Jennifer Matthews: 150 pills.
Glen Bartz: Five at a time, just toss them in the throat, take a gulp of water, and they're gone.
Jennifer Matthews: Each week, over a three-hour stretch, Glen Bartz downs a bottle of highly potent, vitamin D, then he follows it with the chemotherapy drug, Taxotere.
Glen Bartz: When I started the treatment my, PSA was 18.7.
Jennifer Matthews: Four months later, his PSA level, a test to track cancer progression, had dropped to nearly zero.
Muriel Bartz: I was delighted, more than surprised -- just very pleased that his PSA went down that much.
Glen Bartz: I'm elated, and, at the same time .. very relieved.
Jennifer Matthews: In a study out of Oregon Health & Science University, 25 percent of patients showed dramatic drops in their PSA levels. Most had their levels drop by 50 percent.

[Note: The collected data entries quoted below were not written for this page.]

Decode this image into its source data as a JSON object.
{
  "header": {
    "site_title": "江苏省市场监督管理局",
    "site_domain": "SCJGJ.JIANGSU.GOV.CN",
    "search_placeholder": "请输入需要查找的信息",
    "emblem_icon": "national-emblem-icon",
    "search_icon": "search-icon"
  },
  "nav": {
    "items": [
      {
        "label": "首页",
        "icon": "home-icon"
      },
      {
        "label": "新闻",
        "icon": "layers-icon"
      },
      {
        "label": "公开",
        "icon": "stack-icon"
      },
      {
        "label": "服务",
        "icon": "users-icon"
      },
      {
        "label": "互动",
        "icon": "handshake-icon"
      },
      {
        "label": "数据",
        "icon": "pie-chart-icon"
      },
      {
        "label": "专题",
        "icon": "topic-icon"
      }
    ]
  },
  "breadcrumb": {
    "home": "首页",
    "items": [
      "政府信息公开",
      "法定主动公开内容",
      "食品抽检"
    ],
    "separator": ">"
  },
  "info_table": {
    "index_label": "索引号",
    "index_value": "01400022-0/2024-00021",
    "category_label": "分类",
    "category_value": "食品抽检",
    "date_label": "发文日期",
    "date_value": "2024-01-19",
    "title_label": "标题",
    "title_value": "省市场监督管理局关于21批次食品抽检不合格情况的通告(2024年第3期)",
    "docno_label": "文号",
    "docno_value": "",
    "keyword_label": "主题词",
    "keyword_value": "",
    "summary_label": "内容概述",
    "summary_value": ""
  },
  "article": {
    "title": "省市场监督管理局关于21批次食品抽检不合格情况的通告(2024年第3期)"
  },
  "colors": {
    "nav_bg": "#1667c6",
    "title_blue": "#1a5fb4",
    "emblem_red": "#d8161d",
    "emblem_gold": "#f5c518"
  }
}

Dr. Tomasz Beer: Taxotere alone works in about 40 percent of patients, we saw over 80 percent of patients respond to the combination, so we're very encouraged by those earlier results.
Jennifer Matthews: Glen's bone scans are also encouraging. A year and a half after starting treatment, the cancer hasn't spread.
Dr. Tomasz Beer: We really think that the vitamin D is having a biologic effect on the cancer that makes it more susceptible then to the chemotherapy that comes along afterwards.
Jennifer Matthews: Doctors still need to confirm their findings in a larger study but for Glen, the results are already in. This is Jennifer Matthews reporting.